Model
Wallmaster WHVT14B33B
Rank #350 means 349 of the 404 room air conditioner models we track cost less to run each year; the 6th efficiency percentile means it uses less energy for its size than 6% of those models.
What does the Wallmaster WHVT14B33B cost to run per year?
The Wallmaster WHVT14B33B costs about $156 a year to run, well up the cost table for its class at rank #350 of 404. It uses 47% less energy than the U.S. federal standard model in its class, which would cost about $293/yr to run, a saving of roughly $137 a year. Its size-adjusted efficiency percentile of 6 means the low running cost, where it exists, is driven almost entirely by capacity rather than efficiency. Its CEER of 12.8 reflects combined energy efficiency ratio, one of the class's core efficiency levers.
Immediately around it on the leaderboard, the Whirlpool WHAW-151IN at $145/yr runs a little cheaper and the Friedrich KCVS16B30A at $157/yr runs a little more, a sense of how tightly models are packed at this point in the ranking. A room air conditioner typically stays in service for somewhere around 10 years; over that span, the Wallmaster WHVT14B33B's $156/yr adds up to roughly $1560 in electricity alone, before purchase price or repairs.
By the numbers
The Wallmaster WHVT14B33B normalized against its whole class, so each figure means something.
What it costs you over time
Running cost is an every-year number, so it compounds. At $156/yr, here is what the Wallmaster WHVT14B33B adds up to before purchase price, water, or repairs enter the math.
Left running for a decade at today's US average rate, the Wallmaster WHVT14B33B costs about $1560. That is roughly $1370 less than a standard model in its class, which would run closer to $2930 over the same ten years.
How the Wallmaster WHVT14B33B compares
The room air conditioner class we track runs from $51 to $389 a year. At $156/yr, it runs about $57 a year above the class median of $99, and it is about $105 a year more than the cheapest room air conditioner to run at $51. Against the US federal standard model for its class at about $293/yr, the Wallmaster WHVT14B33B uses 47% less energy.
What drives its running cost
At 14300 BTU/hr, the Wallmaster WHVT14B33B is a large room air conditioner for its class, which spans 5000 to 34100 BTU/hr with a median of 10100 BTU/hr, size is usually the single biggest lever behind a running-cost figure, and at this end of the range there is more capacity to service, which tends to push the number up.
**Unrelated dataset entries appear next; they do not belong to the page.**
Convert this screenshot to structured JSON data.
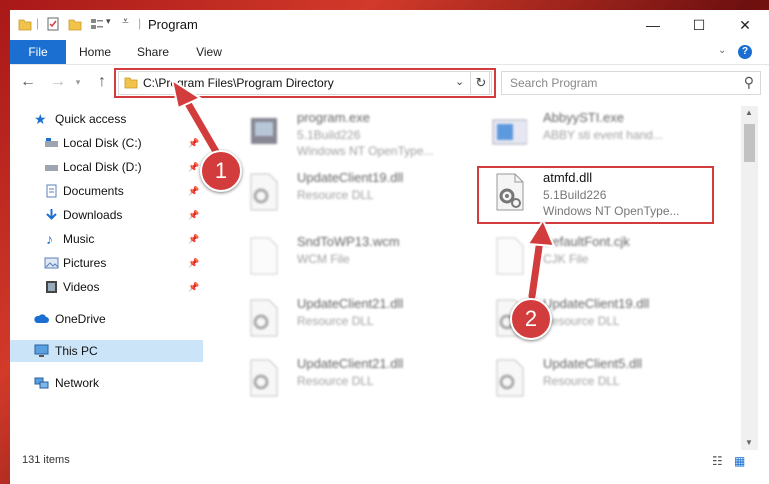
{
  "window": {
    "title": "Program",
    "controls": {
      "minimize": "—",
      "maximize": "☐",
      "close": "✕"
    }
  },
  "ribbon": {
    "tabs": [
      "File",
      "Home",
      "Share",
      "View"
    ],
    "help": "?"
  },
  "address_bar": {
    "path": "C:\\Program Files\\Program Directory",
    "search_placeholder": "Search Program"
  },
  "sidebar": {
    "items": [
      {
        "label": "Quick access",
        "icon": "star-icon"
      },
      {
        "label": "Local Disk (C:)",
        "icon": "drive-icon"
      },
      {
        "label": "Local Disk (D:)",
        "icon": "drive-icon"
      },
      {
        "label": "Documents",
        "icon": "documents-icon"
      },
      {
        "label": "Downloads",
        "icon": "download-icon"
      },
      {
        "label": "Music",
        "icon": "music-icon"
      },
      {
        "label": "Pictures",
        "icon": "pictures-icon"
      },
      {
        "label": "Videos",
        "icon": "videos-icon"
      },
      {
        "label": "OneDrive",
        "icon": "cloud-icon"
      },
      {
        "label": "This PC",
        "icon": "computer-icon"
      },
      {
        "label": "Network",
        "icon": "network-icon"
      }
    ]
  },
  "files": [
    {
      "name": "program.exe",
      "line1": "5.1Build226",
      "line2": "Windows NT OpenType..."
    },
    {
      "name": "AbbyySTI.exe",
      "line1": "ABBY sti event hand...",
      "line2": ""
    },
    {
      "name": "UpdateClient19.dll",
      "line1": "Resource DLL",
      "line2": ""
    },
    {
      "name": "atmfd.dll",
      "line1": "5.1Build226",
      "line2": "Windows NT OpenType..."
    },
    {
      "name": "SndToWP13.wcm",
      "line1": "WCM File",
      "line2": ""
    },
    {
      "name": "DefaultFont.cjk",
      "line1": "CJK File",
      "line2": ""
    },
    {
      "name": "UpdateClient21.dll",
      "line1": "Resource DLL",
      "line2": ""
    },
    {
      "name": "UpdateClient19.dll",
      "line1": "Resource DLL",
      "line2": ""
    },
    {
      "name": "UpdateClient21.dll",
      "line1": "Resource DLL",
      "line2": ""
    },
    {
      "name": "UpdateClient5.dll",
      "line1": "Resource DLL",
      "line2": ""
    }
  ],
  "status": {
    "items": "131 items"
  },
  "annotations": {
    "step1": "1",
    "step2": "2"
  },
  "colors": {
    "accent": "#1a6fd0",
    "highlight": "#d23c3c",
    "selected": "#cce4f7"
  }
}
Beyond size, its CEER of 12.8, below the class median of 15, is the class's own efficiency yardstick, combined energy efficiency ratio, and it is what separates two similarly sized models with different running costs.
- Combined Energy Efficiency Ratio (CEER). Two units with the same BTU rating can post very different running costs, and CEER is the figure that explains most of that gap.
- BTU cooling capacity. BTU rating scales with room size, and it is usually the first driver of an air conditioner's running cost, ahead of its CEER figure.
- Thermostat and mode usage. How the unit is actually operated, thermostat cycling versus a fixed setting, moves real electricity use more than the rated BTU or CEER figure alone.
Common questions
Is the Wallmaster WHVT14B33B cheap to run?
Its $156/yr running cost, rank #350 of 404, is above what most room air conditioner models we track cost to run, so this is not one of the cheaper picks on electricity alone.
How much does the Wallmaster WHVT14B33B cost per month?
About $12.96 a month, which is the $156 annual estimate spread across twelve months at the US average rate of $0.1856/kWh. Your own bill scales with your local electricity rate and how heavily you use it.
How is this running-cost figure calculated?
The formula is annual kWh times price per kWh: 838 kWh from ENERGY STAR times the US average of $0.1856/kWh comes to about $156 a year. It covers electricity only, not the purchase price, water, or installation.
How efficient is the Wallmaster WHVT14B33B for its size?
6th percentile once size is factored in. That means its size-adjusted efficiency is not the main reason for the running-cost figure above; its capacity plays a large role too.
Cheaper to run in the same class
| Rank | Model | Cost/yr |
|---|---|---|
| 349 | Whirlpool WHAW-151IN15000 BTU/hr | $145 |
| 348 | Tcl T15WQ2S15000 BTU/hr | $145 |
| 347 | Tcl H15W4KW-CA15000 BTU/hr | $145 |
| 346 | Tcl H15W4KW15000 BTU/hr | $145 |
| 345 | Friedrich CCV15A10A15000 BTU/hr | $145 |
Source
ES_31705_WHVT14B33B_061720260321622_2016071View certified room air conditioner listingsENERGY STAR data as of July 2026Wallmaster and WHVT14B33B are used here for identification only and are not endorsements. Figures are computed by WattWise Labs from public ENERGY STAR data, not measured in our own lab.